I am doing
my annual listen to Handel’s Messiah. I was struck this year by the first words
sung in the opening tenor recitative: “Comfort ye, comfort ye my people.” Those are the opening words of Isaiah
40. These words appear to have been
spoken to people who were not in comfortable circumstances. They viewed themselves as faithful followers
of God, who were about to be handed over to a culture, society and political
system that despised God. Why should
anyone in circumstances like this find comfort?
The end of Isaiah 40 says it:
Hast thou not known? hast thou not heard,
that the everlasting God, the Lord,
the Creator of the ends of the earth, fainteth not, neither is weary? There is
no searching of his understanding. He giveth power to the
faint; and to them that have no might he increaseth strength. Even the youths
shall faint and be weary, and the young men shall utterly fall: But
they that wait upon the Lord shall renew their strength;
they shall mount up with wings as eagles; they shall run, and not be weary; and
they shall walk, and not faint.
Those words resonate
within me at the end of this year. A
week before Thanksgiving I was informed that my current employment might end
within a year. On the very day this was
announced to me, the daily devotional I receive via email was titled “A Better
Future.” The text was Isaiah 43.15-21,
which includes these words: “Do not remember the former things, or consider the
things of old. I am about to do a new
thing; now it springs forth, do you not perceive it? I will make a way in the
wilderness and rivers in the desert” (18-19).

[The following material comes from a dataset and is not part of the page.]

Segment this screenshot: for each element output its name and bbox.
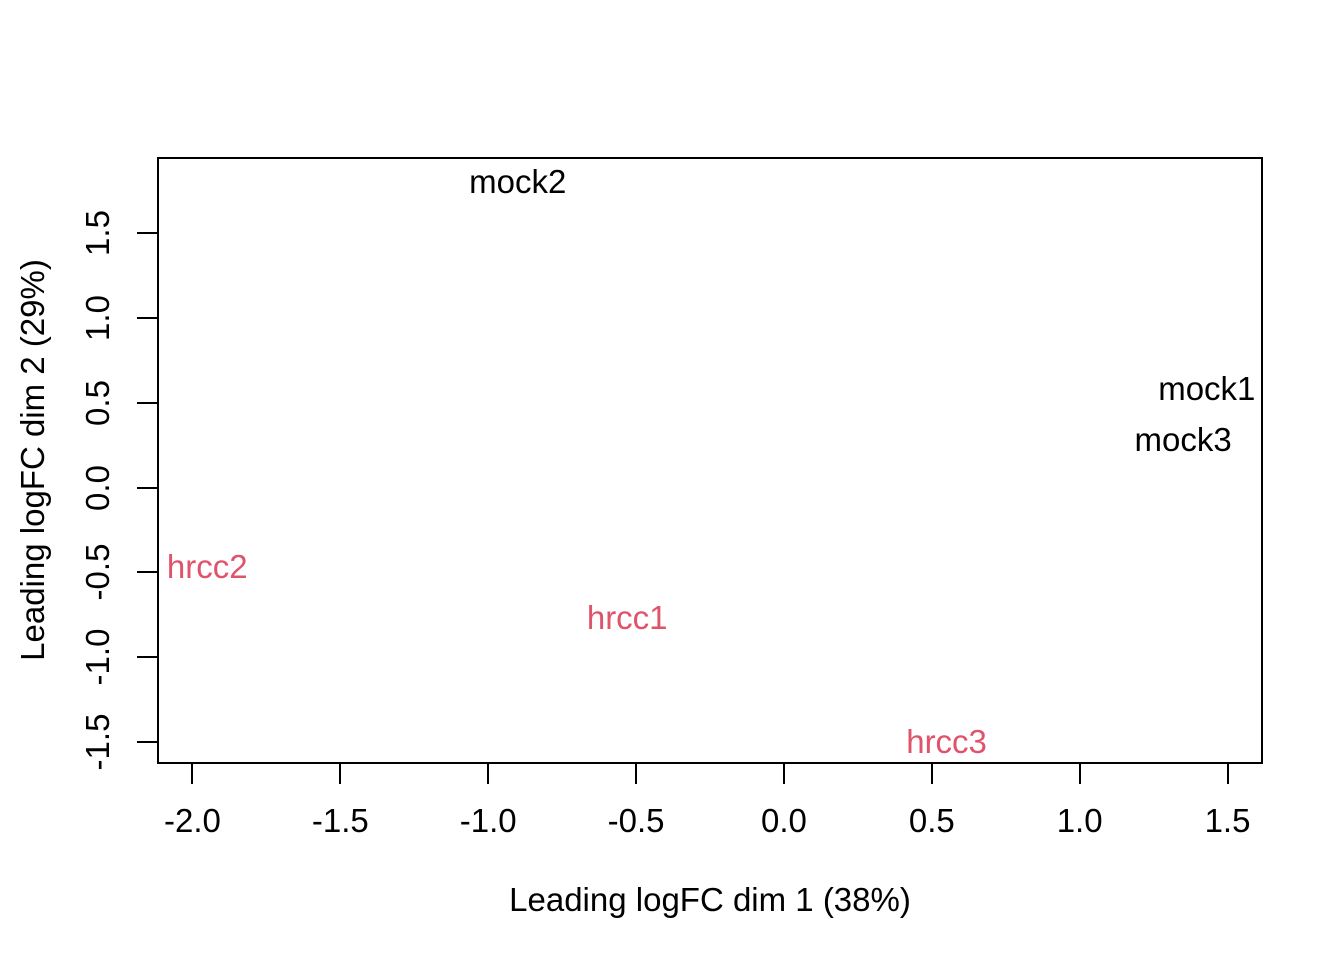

I am hopeful. I am trying to live
in excited anticipation to see the way in the wilderness and rivers (notice it
is plural) in the desert.
We got out to
Minneapolis four times this year to visit with Kevin and Marissa. It is beautiful to see their love and
friendship grow. We relax when we visit,
go for long walks, ride our bikes around the city, go the the State Fair.
Our trip out there in May included a stay at
Fish Creek in Door County, Wisconsin where we were able to ride our bikes all
over the county. In wooded areas we saw
thousands of Lady Slipper orchids in bloom.
Jayne lives four miles
from us, ½ mile from where I was hit from behind while riding my bicycle
November 2013. We enjoy weekly visits
with her. I went deer hunting with her
mid-November. She got a deer. We processed it ourselves. She did the best job I’ve ever seen trimming
all the meat of fat, sinew and sheath.
It made for very tasty venison.
Beth helps out at church
in various ways, behind the scenes work that makes the seen work go well. She visits and assists her mom almost
weekly. She has ridden her bicycle
nearly 2000 miles this year. She likes
her neighborhood, church and community.
By the end of December I
will have ridden my bike 4500 miles this year; my first bike ride after my
November 2013 accident was March 10, and it felt great to be able to ride. Mid-summer we got a nice quality tandem
bicycle. Until it got too cool in
October, we’d ride that together 25-45 miles on a Saturday or Sunday, exploring
places we’d never ridden before.
I
enjoyed deer hunting this year. I did a
fair amount of fishing for bluegills on Muskrat Lake, grew a small garden,
picked wild black raspberries. I try to
keep connected to the natural world.
Isaiah says that the new
thing has already sprung forth: the way in the wilderness and the rivers in the
desert. He asks us “do you not perceive
it?” I need those kind of eyes, like the
shepherds at Jesus’ birth who saw the multitude of angels.